İngiltere’de yönetici düzeyinde 72 bin kişiyi içeren bir araştırma yapılmış. Guardian gazetesi tarafından yayımlanan araştırmaya göre, kadınlar aynı işi yapan erkeklerden yüzde 22 daha az ücret alıyorlarmış. Yani, her gün erkek meslektaşlarına göre yaklaşık iki saat daha fazla ya da karşılıksız çalışıyorlar.
Bu da yılda karşılığını almadan erkekten 57 iş günü fazla çalışması anlamına geliyor.
İngiltere, kadın hakları açısından en erken mücadeleyi başlatan ülkelerden biri. Sonradan yapılan yasal düzenlemelerin, 1970’te çıkarılan eşit işe eşit ücret yasasının da pek yararı olmamış anlaşılan. Gelecek yıl 250’den fazla çalışanı olan işyerlerinde patronları, uyguladıkları ücret farklılıklarını beyan etmeye zorlayan kurallar yürürlüğe girecekmiş. Britanya Sendikalar Konfederasyonu TUC’nin Genel Sekreteri Frances O’Grady, bunun yeterli olmayacağını, şirketlere denetim ve hedefler konması gerektiğini söylüyor.
İşleri zor.
Şu basit sorunun yanıtını doğru vermek gerekir.

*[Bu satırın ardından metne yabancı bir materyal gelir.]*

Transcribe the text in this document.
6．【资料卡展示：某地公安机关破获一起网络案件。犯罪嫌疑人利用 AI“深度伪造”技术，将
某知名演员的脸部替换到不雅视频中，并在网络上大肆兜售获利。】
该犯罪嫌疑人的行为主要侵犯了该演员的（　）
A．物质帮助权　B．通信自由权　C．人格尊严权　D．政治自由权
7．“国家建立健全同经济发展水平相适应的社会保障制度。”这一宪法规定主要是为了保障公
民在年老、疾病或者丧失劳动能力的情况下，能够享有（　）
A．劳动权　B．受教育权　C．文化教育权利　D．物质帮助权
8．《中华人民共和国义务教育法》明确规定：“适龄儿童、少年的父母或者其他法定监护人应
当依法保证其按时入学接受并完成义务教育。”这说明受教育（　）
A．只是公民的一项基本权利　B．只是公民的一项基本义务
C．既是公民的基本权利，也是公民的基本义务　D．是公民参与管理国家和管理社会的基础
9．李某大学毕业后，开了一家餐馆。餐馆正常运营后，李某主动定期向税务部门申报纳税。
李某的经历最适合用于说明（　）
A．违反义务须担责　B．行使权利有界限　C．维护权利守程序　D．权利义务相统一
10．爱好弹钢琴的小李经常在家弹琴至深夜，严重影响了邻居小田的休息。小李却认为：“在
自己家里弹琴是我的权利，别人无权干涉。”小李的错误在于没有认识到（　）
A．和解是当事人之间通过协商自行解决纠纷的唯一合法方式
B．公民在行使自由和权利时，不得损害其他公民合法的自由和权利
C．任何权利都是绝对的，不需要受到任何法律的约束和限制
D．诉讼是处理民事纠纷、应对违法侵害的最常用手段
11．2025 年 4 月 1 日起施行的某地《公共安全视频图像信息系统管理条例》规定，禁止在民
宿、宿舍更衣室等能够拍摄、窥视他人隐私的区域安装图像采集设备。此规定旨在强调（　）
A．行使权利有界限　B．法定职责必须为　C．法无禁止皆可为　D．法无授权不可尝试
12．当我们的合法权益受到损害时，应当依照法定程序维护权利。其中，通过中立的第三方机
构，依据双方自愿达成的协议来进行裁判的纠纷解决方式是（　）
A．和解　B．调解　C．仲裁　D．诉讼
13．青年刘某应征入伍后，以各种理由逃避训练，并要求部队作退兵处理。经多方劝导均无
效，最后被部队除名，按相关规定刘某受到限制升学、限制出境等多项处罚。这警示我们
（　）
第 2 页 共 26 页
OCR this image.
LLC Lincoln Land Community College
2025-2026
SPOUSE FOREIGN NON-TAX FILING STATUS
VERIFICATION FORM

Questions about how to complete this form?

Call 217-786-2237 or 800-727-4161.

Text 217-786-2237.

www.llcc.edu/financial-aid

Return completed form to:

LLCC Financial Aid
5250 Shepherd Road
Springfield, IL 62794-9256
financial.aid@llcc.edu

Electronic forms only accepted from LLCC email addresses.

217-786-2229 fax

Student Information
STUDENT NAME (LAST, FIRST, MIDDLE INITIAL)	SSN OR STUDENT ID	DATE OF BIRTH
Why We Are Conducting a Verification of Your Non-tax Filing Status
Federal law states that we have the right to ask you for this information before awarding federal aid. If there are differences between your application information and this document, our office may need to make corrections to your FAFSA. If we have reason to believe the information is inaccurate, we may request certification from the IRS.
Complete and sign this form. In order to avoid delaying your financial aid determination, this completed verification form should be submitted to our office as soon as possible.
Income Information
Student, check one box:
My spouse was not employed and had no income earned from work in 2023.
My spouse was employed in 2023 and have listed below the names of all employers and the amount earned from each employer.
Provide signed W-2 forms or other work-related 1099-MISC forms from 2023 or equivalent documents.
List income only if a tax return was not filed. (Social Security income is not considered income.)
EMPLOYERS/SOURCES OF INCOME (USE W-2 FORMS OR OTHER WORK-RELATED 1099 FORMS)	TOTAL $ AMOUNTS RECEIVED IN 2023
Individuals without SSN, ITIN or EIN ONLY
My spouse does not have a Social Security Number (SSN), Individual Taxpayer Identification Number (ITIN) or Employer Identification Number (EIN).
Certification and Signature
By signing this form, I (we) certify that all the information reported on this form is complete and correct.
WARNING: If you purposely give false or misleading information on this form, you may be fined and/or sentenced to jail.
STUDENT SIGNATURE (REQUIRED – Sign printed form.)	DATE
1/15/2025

İnsan mı, kâr mı... Hele de kadın söz konusu olunca... biraz daha fazla kârdan vaz geçmek zorundasınız.
Ekonomik kavramlar böyle.
Hani son günlerde “büyüme” tartışılıyor ya...
Nedir o?
Rakam veriliyor. 10 olsa ne yazar, sana bana yazmadıktan sonra.
En azından sormak gerekir.
Kim büyüyor?
Bütün toplum adaletli bir bölüşümle kalkınmadıktan sonra “büyüme” ne?
***
Az çalışıp çok yiyenler
Alman işçiler yılda bin 363 saat çalışıyormuş. OECD ülkeleri arasında en az çalışan onlar. Norveçliler, Hollandalılar, Danimarkalılar, Fransızlar da yılda bin 500 saatin altında... Amerikalı işçiler bin 770.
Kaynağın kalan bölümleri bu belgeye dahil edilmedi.